Ahora que su jefe por fin había salido a hacer unos recados, Barbara se moría de ganas de fumar un pitillo. Pero claro, para variar, justo entonces sonó la campanilla de la puerta y Barbara maldijo al cliente que entraba en la agencia por echar a perder su tan ansiada pausa. Dio unas furiosas caladas al cigarrillo, por lo que casi se mareó, se retocó los labios y echó ambientador por la habitación para que su jefe no notara el humo. Salió del cuarto de los empleados esperando encontrar a un cliente sentado detrás del mostrador, pero en cambio el anciano aún estaba avanzando lentamente hacia los asientos. Barbara procuró no mirarlo y se puso de cara a la pantalla del ordenador, pulsando teclas al azar.
—Disculpe —oyó que la reclamaba una voz débil. i —Buenas tardes, caballero, ¿qué desea? —dijo Barbara por enésima vez aquel día. No quería resultar grosera mirándolo más de la cuenta, pero se sorprendió al ver lo joven que era aquel hombre en realidad. De lejos, su maltrecha figura hacía que pareciera mayor. Caminaba encorvado y daba la impresión de que si no llevara bastón podría desplomarse delante de ella en cualquier momento. Estaba muy pálido, como si hiciera años que no viera la luz del sol, pero sus grandes ojos castaños parecían sonreírle. Barbara no pudo por menos de devolverle la sonrisa.

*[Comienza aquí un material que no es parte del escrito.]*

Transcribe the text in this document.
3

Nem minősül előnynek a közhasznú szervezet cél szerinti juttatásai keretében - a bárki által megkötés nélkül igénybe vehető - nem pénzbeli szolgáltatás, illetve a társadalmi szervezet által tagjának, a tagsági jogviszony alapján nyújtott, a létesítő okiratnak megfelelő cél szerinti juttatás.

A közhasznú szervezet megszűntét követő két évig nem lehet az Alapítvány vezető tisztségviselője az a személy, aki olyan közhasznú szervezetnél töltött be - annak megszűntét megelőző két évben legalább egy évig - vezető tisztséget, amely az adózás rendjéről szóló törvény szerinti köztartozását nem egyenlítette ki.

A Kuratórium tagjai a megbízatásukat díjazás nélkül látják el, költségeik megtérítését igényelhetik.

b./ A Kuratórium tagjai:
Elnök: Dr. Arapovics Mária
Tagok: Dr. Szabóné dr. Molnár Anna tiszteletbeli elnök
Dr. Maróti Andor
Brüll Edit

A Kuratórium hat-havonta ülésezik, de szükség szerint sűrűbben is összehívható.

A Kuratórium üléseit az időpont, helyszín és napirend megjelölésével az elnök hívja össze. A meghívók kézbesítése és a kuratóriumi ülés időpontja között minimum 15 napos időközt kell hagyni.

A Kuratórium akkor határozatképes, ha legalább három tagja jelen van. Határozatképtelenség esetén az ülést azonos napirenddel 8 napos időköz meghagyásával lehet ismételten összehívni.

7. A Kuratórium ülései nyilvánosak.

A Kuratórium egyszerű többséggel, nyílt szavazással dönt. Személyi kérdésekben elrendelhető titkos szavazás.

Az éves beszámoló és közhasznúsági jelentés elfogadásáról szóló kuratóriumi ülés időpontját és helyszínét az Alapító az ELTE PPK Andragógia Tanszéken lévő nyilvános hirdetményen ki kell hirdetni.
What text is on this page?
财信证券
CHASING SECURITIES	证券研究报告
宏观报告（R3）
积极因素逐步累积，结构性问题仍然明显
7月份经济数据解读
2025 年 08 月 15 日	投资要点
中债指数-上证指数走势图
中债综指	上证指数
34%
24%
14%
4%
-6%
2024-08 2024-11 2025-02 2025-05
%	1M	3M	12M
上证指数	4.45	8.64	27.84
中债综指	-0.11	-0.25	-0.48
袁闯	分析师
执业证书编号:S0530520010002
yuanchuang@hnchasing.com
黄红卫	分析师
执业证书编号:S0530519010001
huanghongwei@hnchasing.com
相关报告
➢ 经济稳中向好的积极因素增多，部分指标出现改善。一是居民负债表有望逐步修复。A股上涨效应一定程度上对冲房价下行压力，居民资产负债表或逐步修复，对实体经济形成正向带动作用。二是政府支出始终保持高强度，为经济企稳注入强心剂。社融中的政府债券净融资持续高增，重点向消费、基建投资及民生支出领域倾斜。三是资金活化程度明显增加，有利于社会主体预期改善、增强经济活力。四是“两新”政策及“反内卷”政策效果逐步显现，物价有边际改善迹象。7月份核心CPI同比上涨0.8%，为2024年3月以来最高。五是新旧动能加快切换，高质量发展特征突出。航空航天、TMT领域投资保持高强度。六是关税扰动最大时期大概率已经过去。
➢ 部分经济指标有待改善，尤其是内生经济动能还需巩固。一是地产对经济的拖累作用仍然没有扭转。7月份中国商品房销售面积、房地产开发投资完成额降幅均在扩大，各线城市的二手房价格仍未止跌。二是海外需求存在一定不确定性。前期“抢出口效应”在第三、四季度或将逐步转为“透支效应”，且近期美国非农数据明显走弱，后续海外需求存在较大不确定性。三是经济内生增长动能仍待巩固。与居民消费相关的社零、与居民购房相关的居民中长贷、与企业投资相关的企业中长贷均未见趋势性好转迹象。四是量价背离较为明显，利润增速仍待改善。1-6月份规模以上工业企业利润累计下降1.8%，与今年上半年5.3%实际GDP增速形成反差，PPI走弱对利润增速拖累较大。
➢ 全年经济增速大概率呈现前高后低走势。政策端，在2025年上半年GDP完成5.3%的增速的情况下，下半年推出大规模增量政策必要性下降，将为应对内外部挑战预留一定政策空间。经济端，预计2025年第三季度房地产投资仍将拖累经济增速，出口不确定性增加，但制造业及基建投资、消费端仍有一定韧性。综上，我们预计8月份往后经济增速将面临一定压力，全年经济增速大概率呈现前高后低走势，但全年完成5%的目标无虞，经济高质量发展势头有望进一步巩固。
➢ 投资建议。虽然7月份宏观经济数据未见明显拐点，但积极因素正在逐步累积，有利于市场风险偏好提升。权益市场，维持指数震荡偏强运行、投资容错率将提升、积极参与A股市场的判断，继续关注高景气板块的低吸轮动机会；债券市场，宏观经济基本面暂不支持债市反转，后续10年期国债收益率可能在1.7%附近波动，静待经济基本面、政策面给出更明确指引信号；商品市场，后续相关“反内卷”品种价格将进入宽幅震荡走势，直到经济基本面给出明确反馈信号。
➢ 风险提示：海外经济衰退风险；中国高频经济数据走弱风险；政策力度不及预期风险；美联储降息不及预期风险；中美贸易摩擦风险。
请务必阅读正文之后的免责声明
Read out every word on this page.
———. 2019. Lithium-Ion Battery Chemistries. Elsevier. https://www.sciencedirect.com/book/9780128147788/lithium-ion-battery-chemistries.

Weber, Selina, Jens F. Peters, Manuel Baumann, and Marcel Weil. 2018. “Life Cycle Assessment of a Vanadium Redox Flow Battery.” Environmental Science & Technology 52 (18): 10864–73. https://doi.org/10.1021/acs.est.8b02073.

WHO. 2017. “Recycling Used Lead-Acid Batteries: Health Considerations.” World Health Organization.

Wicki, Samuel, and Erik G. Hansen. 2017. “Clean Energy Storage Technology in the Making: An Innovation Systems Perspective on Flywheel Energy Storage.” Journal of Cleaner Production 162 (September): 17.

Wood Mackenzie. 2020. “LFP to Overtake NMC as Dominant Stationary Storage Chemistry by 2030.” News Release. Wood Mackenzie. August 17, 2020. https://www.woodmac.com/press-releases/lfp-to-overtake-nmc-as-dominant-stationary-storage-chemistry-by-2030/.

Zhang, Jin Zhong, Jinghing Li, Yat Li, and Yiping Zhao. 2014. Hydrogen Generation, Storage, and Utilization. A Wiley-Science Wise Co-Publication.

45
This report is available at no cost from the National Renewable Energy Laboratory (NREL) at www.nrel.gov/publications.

—Me gustaría reservar unas vacaciones —susurró el hombre—, y me preguntaba si usted podría ayudarme a elegir dónde.
Normalmente Barbara habría gritado en silencio al cliente por obligarla a efectuar una tarea del todo imposible. La mayoría de sus clientes eran tan quisquillosos que a menudo se pasaba horas enteras sentada con ellos estudiando catálogos y tratando de convencerlos de que fueran a tal o cual sitio cuando en realidad le importaba un bledo adónde fueran. Pero aquel hombre parecía agradable y Barbara se dio cuenta de que le apetecía echarle una mano, cosa que la sorprendió.
—No faltaría más, señor. Si tiene la bondad de sentarse, consultaremos unos cuantos folletos.
Le indicó la silla y desvió la mirada otra vez para no ver los esfuerzos que tenía que hacer para sentarse.
—Veamos —prosiguió Barbara con la mejor de sus sonrisas—. ¿Hay algún país en concreto al que le gustaría ir?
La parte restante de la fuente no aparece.